I can't get no satisfaction
I can't get no satisfaction
'Cause I try and I try and I try and I try
I can't get no, I can't get no
When I'm drivin' in my car
And that man comes on the radio
He's tellin' me more and more
About some useless information
Supposed to fire my imagination
I can't get no, oh no no no
Hey hey hey, that's what I say . . .
I can't get no, I can't get no
I can't get no satisfaction
No satisfaction, no satisfaction, no satisfaction
Solomon’s experiment shows the real need. God needs to make a new creation and pronounce it good. A real second Adam, without the tainted seed of the first, needs to come to bring order to creation and take delight in it. Thus, the book becomes a cry for the work of Christ.

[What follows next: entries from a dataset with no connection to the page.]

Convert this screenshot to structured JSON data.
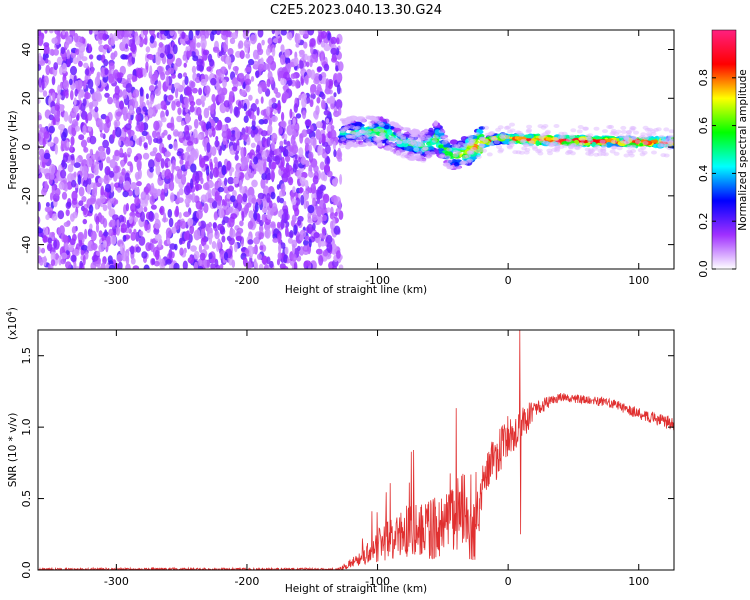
{
  "title": "C2E5.2023.040.13.30.G24",
  "chart_data": [
    {
      "type": "heatmap",
      "xlabel": "Height of straight line (km)",
      "ylabel": "Frequency (Hz)",
      "xlim": [
        -360,
        127
      ],
      "ylim": [
        -50,
        48
      ],
      "xticks": [
        -300,
        -200,
        -100,
        0,
        100
      ],
      "xtick_labels": [
        "-300",
        "-200",
        "-100",
        "0",
        "100"
      ],
      "yticks": [
        -40,
        -20,
        0,
        20,
        40
      ],
      "ytick_labels": [
        "-40",
        "-20",
        "0",
        "20",
        "40"
      ],
      "noise_region_x": [
        -360,
        -128
      ],
      "signal_ridge": [
        {
          "x": -128,
          "f": 5.5,
          "amp": 0.45
        },
        {
          "x": -110,
          "f": 6.5,
          "amp": 0.55
        },
        {
          "x": -95,
          "f": 6,
          "amp": 0.6
        },
        {
          "x": -80,
          "f": 2,
          "amp": 0.5
        },
        {
          "x": -65,
          "f": 0,
          "amp": 0.55
        },
        {
          "x": -55,
          "f": 4,
          "amp": 0.65
        },
        {
          "x": -45,
          "f": -3,
          "amp": 0.55
        },
        {
          "x": -35,
          "f": -3,
          "amp": 0.7
        },
        {
          "x": -20,
          "f": 2,
          "amp": 0.85
        },
        {
          "x": -5,
          "f": 3.5,
          "amp": 0.8
        },
        {
          "x": 20,
          "f": 3,
          "amp": 0.95
        },
        {
          "x": 60,
          "f": 2.5,
          "amp": 0.95
        },
        {
          "x": 100,
          "f": 2,
          "amp": 0.9
        },
        {
          "x": 127,
          "f": 2,
          "amp": 0.9
        }
      ],
      "colorbar": {
        "label": "Normalized spectral amplitude",
        "ticks": [
          0.0,
          0.2,
          0.4,
          0.6,
          0.8
        ],
        "tick_labels": [
          "0.0",
          "0.2",
          "0.4",
          "0.6",
          "0.8"
        ],
        "stops": [
          "#ffffff",
          "#a030ff",
          "#0000ff",
          "#00ffff",
          "#00ff00",
          "#ffff00",
          "#ff0000",
          "#ff2080"
        ]
      }
    },
    {
      "type": "line",
      "xlabel": "Height of straight line (km)",
      "ylabel": "SNR (10 * v/v)",
      "multiplier": "(x10",
      "multiplier_exp": "4",
      "xlim": [
        -360,
        127
      ],
      "ylim": [
        0,
        1.68
      ],
      "xticks": [
        -300,
        -200,
        -100,
        0,
        100
      ],
      "xtick_labels": [
        "-300",
        "-200",
        "-100",
        "0",
        "100"
      ],
      "yticks": [
        0.0,
        0.5,
        1.0,
        1.5
      ],
      "ytick_labels": [
        "0.0",
        "0.5",
        "1.0",
        "1.5"
      ],
      "color": "#e03030",
      "envelope": [
        {
          "x": -360,
          "base": 0.0,
          "noise": 0.02
        },
        {
          "x": -130,
          "base": 0.0,
          "noise": 0.02
        },
        {
          "x": -115,
          "base": 0.05,
          "noise": 0.1
        },
        {
          "x": -100,
          "base": 0.12,
          "noise": 0.25
        },
        {
          "x": -80,
          "base": 0.2,
          "noise": 0.35
        },
        {
          "x": -60,
          "base": 0.2,
          "noise": 0.45
        },
        {
          "x": -40,
          "base": 0.25,
          "noise": 0.5
        },
        {
          "x": -25,
          "base": 0.2,
          "noise": 0.45
        },
        {
          "x": -18,
          "base": 0.6,
          "noise": 0.3
        },
        {
          "x": 0,
          "base": 0.85,
          "noise": 0.35
        },
        {
          "x": 10,
          "base": 0.95,
          "noise": 0.3
        },
        {
          "x": 20,
          "base": 1.1,
          "noise": 0.12
        },
        {
          "x": 40,
          "base": 1.2,
          "noise": 0.06
        },
        {
          "x": 60,
          "base": 1.18,
          "noise": 0.06
        },
        {
          "x": 80,
          "base": 1.15,
          "noise": 0.07
        },
        {
          "x": 100,
          "base": 1.08,
          "noise": 0.08
        },
        {
          "x": 127,
          "base": 1.0,
          "noise": 0.1
        }
      ],
      "spikes": [
        {
          "x": 9,
          "y": 1.68
        },
        {
          "x": 9.5,
          "y": 0.25
        }
      ]
    }
  ]
}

Quest for Meaning through Christ
Praise God that things will not remain wearisome. God has prepared wonderful new things for those who fear Him. He promises to make us new (1 Thess 5:17). He promises to give us a new name (Rev 2:17). He will make a new heaven and a new earth (Rev 21:1). He will give us a new city (Rev 21:2). He will make all things new (Rev 21:5). All things are grievous under the sun; all things are made new in the Son. God promises not temporary gratification, but lasting joy. He promises a place with Jesus, in whose presence is fullness of joy, and in whose right hand are pleasures forever (Psalm 16:11).
Keep seeking the things above, where Christ is.